Jacobs, sin embargo, mediante su peculiar activismo urbano y su radicalidad a la hora de defender la vigencia del orden espontáneo (especialmente aplicable en comunidades relativamente pequeñas dentro de grandes urbes, donde la calle, el barrio y la comunidad son vitales, como el Greenwich Village neoyorquino o el North End de Boston), sí consiguió que su legado influyera en los movimientos vecinales configurados a partir de los años 60 en torno a la defensa del derecho a la ciudad de sus habitantes.
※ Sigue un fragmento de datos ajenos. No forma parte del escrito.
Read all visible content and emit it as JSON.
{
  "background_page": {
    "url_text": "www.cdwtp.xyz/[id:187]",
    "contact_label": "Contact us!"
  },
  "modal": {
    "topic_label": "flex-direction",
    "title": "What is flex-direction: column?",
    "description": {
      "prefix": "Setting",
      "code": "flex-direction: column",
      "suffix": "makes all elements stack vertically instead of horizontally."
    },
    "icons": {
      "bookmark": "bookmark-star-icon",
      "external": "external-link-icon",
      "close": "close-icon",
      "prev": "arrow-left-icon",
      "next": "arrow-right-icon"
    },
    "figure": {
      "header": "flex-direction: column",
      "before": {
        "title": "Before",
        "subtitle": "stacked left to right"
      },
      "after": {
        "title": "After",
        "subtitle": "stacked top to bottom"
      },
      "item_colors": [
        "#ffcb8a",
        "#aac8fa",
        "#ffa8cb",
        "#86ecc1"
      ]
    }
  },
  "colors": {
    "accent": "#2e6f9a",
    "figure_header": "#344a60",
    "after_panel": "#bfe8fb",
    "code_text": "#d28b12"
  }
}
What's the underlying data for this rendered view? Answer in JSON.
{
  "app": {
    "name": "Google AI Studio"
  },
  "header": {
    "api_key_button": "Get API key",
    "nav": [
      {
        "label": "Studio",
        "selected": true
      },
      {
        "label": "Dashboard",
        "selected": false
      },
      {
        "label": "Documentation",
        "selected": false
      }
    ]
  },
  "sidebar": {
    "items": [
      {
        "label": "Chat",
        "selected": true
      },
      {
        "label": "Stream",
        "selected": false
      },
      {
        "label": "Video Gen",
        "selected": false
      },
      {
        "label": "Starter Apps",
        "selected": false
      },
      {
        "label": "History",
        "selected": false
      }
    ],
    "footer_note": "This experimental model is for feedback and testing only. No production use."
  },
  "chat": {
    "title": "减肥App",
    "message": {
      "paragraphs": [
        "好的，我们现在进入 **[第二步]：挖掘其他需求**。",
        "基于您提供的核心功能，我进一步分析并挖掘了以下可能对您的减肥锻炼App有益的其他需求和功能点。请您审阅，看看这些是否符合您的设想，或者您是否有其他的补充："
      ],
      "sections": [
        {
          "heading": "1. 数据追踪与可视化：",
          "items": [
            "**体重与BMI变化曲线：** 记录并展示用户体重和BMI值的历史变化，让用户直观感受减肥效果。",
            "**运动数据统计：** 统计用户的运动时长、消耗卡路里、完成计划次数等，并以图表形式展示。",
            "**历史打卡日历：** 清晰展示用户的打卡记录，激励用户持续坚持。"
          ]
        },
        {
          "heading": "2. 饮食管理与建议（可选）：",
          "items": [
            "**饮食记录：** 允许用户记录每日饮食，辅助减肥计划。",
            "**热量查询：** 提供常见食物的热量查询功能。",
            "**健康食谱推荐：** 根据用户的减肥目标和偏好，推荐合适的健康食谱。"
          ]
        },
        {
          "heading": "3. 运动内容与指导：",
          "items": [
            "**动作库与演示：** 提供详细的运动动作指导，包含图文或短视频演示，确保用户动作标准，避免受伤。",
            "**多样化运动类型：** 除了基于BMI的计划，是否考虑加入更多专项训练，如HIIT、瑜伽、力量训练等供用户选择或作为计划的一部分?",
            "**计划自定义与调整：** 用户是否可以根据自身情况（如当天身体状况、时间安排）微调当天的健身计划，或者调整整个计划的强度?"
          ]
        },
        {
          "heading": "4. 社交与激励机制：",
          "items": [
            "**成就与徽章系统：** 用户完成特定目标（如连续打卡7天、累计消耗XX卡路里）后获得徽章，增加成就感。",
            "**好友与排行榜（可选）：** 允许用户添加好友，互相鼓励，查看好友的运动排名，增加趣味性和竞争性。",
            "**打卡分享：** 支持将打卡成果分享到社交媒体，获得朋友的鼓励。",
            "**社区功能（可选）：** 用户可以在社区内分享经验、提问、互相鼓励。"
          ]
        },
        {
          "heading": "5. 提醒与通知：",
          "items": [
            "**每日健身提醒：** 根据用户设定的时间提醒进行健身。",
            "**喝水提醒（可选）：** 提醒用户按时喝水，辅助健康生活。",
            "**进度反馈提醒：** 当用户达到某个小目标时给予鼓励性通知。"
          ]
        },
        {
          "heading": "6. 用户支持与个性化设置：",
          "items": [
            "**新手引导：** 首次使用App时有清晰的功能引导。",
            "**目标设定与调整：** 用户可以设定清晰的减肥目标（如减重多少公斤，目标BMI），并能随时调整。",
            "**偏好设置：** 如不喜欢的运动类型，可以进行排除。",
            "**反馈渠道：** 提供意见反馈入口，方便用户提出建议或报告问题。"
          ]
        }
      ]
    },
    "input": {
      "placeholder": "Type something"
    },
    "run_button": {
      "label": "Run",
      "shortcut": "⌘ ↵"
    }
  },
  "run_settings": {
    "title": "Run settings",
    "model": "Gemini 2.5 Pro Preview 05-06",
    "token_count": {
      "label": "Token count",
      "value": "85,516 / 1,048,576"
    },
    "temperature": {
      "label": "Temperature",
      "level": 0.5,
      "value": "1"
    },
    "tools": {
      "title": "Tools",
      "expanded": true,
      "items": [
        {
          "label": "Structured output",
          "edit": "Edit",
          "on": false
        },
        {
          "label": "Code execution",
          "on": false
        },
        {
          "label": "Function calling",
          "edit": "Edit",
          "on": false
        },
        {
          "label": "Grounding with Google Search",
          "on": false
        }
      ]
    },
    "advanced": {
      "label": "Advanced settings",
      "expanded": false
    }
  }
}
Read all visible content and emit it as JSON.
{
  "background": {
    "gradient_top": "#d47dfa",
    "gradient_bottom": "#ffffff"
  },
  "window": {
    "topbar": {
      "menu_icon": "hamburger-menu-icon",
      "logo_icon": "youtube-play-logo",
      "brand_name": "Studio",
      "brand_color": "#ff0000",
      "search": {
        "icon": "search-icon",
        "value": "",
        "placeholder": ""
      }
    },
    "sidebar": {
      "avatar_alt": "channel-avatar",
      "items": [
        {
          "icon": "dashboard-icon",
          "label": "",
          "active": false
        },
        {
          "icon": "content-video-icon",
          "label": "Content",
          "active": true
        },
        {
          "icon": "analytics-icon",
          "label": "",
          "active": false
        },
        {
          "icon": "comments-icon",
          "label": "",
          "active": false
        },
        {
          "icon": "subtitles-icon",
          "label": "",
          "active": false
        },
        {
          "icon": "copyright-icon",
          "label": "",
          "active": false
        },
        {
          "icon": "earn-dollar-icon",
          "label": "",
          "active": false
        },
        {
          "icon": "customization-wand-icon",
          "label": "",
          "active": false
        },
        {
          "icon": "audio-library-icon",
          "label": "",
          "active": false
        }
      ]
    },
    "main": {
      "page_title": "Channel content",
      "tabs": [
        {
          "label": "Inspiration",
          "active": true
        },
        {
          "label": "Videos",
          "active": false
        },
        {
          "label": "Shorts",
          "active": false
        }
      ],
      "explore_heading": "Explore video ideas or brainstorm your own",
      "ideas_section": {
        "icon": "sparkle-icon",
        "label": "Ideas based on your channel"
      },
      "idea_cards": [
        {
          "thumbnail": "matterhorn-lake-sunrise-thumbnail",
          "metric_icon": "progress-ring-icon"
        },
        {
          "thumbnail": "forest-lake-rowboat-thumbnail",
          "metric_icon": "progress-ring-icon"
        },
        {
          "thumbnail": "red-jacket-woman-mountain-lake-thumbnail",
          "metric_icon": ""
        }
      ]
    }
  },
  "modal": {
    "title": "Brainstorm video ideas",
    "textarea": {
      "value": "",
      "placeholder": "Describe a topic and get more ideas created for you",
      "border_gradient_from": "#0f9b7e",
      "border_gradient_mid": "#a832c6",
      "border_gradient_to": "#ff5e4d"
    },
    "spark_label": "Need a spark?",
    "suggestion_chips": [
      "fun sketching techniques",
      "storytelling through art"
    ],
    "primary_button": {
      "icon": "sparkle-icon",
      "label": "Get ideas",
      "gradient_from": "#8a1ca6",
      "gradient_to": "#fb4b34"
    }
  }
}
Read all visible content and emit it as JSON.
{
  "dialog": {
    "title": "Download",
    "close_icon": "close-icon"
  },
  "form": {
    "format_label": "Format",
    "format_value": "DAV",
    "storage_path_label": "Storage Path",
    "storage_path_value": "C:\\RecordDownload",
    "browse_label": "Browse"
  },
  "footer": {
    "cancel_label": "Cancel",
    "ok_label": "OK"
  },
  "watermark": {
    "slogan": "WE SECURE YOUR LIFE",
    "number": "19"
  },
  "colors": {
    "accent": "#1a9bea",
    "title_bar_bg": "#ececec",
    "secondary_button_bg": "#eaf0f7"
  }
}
Por desgracia, el planeamiento urbanístico de las grandes megalópolis contemporáneas, heredero de aquel contra el que tanto batalló Jacobs (y que el Hayek de Camino de Servidumbre también habría desaprobado), sigue siendo incapaz de crear modelos urbanos capaces de generar diversidad (a pesar de alentadores experimentos, en pleno debate, como el de las superilles de Colau en el ensanche barcelonés), como si deseara vengarse de una de las figuras claves para entender la dimensión económica de las pequeñas decisiones urbanas.